Zoom was amongst the companies that rode on the lockdown enactments of the coronavirus pandemic to boost its business model. The company inked its biggest market valuation in 2020 in the heat of the pandemic with its capitalization topping $159 billion in October of the same year.
The stock of Zoom Video Communications Inc (NASDAQ: ZM) plunged in the Pre-market by as much as 4.65% following a disappointing forecast for the current fiscal year. Zoom Video Communications, known for its cloud-based videotelephony and online chat services reported its fourth-quarter and fiscal year ended January 31, 2022, in which it reported Q4 revenue of $1.071 billion, up 21% year-over-year.
The revenue for the full year came in at $4.099 billion, up 55% when compared to the same period in prior year. While the fourth quarter GAAP income from operations was pegged at $251.8 million, down 2% year over year, the full fiscal year GAAP income from operations came in at $1.0636 billion, up 61% year over year.
The company’s performance extended to its subscribers as the Year-end number of customers contributing more than $100,000 in the trailing 12 months revenue came in at 2,725, up approximately 66% year over year.
“In fiscal year 2022, we delivered strong results with total revenue of more than $4 billion growing 55% year over year along with increased profitability and operating cash flow growth as our global customer base continued to grow and find new use cases for our broadening communications platform,” said Zoom founder and CEO, Eric S. Yuan. “Looking forward, we are addressing a large opportunity as we expect customers will continue to transform how they work and engage with their customers. It is apparent that businesses want a full communications platform that is integrated, secure, and easy to use.”
Zoom’s performance in terms of its operational capabilities also shows in the Net Cash Flow generated by operating activities came in at $1.6053 billion for the fiscal year, compared to $1.4712 billion for the fiscal year 2021.
Other Highlights and Impact of Future Forecast on ZM Stock
Zoom was amongst the companies that rode on the lockdown enactments of the coronavirus pandemic to boost its business model. The company notably inked its biggest market valuation in 2020 in the heat of the pandemic with its capitalization topping $159 billion in October of the same year.

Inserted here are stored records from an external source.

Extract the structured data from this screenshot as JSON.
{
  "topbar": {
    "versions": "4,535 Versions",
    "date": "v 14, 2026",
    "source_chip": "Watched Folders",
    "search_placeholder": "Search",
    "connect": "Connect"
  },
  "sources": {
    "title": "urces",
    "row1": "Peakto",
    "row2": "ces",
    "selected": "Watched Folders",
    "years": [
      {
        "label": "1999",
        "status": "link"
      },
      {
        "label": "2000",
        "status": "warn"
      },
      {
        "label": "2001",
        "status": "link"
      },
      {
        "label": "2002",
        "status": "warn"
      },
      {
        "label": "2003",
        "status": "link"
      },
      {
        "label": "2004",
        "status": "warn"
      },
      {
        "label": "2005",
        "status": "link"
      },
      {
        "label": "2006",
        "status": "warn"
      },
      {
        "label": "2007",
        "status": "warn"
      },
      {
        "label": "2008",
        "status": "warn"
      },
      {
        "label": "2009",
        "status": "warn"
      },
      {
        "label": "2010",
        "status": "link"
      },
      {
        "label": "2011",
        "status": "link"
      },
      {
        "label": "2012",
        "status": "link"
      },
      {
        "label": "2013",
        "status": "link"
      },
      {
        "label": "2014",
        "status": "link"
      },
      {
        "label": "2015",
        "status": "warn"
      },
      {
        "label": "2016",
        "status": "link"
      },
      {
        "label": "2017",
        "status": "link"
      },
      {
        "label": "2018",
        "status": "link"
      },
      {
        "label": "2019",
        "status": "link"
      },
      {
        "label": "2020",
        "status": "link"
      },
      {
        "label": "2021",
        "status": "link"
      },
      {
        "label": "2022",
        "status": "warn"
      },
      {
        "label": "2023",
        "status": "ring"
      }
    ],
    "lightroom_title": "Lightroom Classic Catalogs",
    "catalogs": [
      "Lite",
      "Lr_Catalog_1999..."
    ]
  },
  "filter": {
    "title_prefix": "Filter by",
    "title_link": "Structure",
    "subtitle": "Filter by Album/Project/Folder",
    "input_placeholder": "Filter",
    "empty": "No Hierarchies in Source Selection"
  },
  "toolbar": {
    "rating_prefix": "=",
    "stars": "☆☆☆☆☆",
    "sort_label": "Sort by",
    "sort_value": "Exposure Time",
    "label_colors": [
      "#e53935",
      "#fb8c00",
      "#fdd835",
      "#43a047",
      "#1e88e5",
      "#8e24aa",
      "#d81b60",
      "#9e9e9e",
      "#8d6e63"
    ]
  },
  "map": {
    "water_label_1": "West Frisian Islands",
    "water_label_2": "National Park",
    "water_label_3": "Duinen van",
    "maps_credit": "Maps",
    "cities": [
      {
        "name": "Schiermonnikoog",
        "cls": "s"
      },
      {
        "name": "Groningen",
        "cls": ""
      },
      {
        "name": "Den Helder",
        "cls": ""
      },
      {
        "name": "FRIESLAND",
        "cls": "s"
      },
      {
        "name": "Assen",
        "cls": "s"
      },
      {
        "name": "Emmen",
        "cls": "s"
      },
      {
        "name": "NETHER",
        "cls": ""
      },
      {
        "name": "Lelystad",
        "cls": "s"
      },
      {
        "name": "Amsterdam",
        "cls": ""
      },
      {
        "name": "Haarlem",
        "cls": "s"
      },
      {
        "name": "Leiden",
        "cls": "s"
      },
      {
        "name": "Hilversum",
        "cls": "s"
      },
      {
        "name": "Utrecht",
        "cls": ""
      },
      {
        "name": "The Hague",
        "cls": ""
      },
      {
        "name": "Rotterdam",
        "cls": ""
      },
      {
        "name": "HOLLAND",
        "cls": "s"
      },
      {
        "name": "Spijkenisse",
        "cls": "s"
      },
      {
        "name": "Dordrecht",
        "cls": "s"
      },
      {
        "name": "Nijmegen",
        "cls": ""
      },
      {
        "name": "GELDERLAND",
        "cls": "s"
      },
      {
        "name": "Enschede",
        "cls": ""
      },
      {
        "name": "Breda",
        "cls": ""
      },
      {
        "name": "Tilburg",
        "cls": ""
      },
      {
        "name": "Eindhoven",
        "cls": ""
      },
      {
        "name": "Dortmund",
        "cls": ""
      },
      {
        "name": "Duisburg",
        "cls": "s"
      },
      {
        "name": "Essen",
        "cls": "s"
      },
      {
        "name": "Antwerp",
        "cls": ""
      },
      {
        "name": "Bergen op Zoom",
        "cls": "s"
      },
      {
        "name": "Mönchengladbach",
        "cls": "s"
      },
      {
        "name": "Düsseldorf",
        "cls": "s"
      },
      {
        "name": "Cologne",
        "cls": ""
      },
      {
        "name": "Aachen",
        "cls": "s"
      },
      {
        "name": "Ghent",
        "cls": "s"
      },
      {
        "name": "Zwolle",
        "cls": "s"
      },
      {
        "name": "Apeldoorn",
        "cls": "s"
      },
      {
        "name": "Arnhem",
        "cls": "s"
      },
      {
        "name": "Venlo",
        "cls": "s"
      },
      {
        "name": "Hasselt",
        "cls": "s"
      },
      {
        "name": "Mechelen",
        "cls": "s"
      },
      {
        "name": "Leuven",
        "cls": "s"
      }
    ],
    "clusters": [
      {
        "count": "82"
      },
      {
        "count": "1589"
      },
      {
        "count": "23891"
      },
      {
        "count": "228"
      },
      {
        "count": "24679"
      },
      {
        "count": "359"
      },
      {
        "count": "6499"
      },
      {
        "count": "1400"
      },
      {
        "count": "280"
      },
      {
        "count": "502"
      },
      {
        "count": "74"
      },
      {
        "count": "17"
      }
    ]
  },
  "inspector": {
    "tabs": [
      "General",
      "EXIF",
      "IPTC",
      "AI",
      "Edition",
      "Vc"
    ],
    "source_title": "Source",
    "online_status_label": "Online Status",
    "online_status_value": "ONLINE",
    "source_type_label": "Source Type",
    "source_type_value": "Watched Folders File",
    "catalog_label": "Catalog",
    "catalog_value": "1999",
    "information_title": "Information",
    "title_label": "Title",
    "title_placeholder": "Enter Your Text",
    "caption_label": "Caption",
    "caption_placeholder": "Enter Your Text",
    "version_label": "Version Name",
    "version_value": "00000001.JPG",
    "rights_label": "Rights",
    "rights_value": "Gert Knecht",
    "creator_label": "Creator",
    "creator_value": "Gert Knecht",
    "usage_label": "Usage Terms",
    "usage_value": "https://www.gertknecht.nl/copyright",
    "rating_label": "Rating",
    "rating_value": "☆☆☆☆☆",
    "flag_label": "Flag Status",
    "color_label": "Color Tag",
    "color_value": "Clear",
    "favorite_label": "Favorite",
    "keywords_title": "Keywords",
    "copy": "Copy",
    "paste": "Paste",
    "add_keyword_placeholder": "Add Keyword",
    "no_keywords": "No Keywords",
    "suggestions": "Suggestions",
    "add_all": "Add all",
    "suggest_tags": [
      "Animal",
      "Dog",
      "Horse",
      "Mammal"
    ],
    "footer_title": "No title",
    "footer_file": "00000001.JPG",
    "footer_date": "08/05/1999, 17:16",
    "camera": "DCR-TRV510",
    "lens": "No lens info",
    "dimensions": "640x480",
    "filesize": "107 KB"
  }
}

However, the recovery of most companies and the return of employees to the workplace has placed some forms of regression to the company’s growth tracks. In the latest performance report, the company said it has approximately 509,800 customers with more than 10 employees, a figure that is up approximately 9% from the same quarter last fiscal year. Despite this impressive customer metric, the figure is still down from the 512,100 inked back in October.
In the wake of being open to reality, Zoom is not overly optimistic about the current quarter and the current full-year financial guidance. By giving a conservative forecast, investors lost confidence, selling ZM Stock at such as fast pace that lead to the drop in the Pre-Market. initially rose as high as 13% before finally cresting at the current position it is in.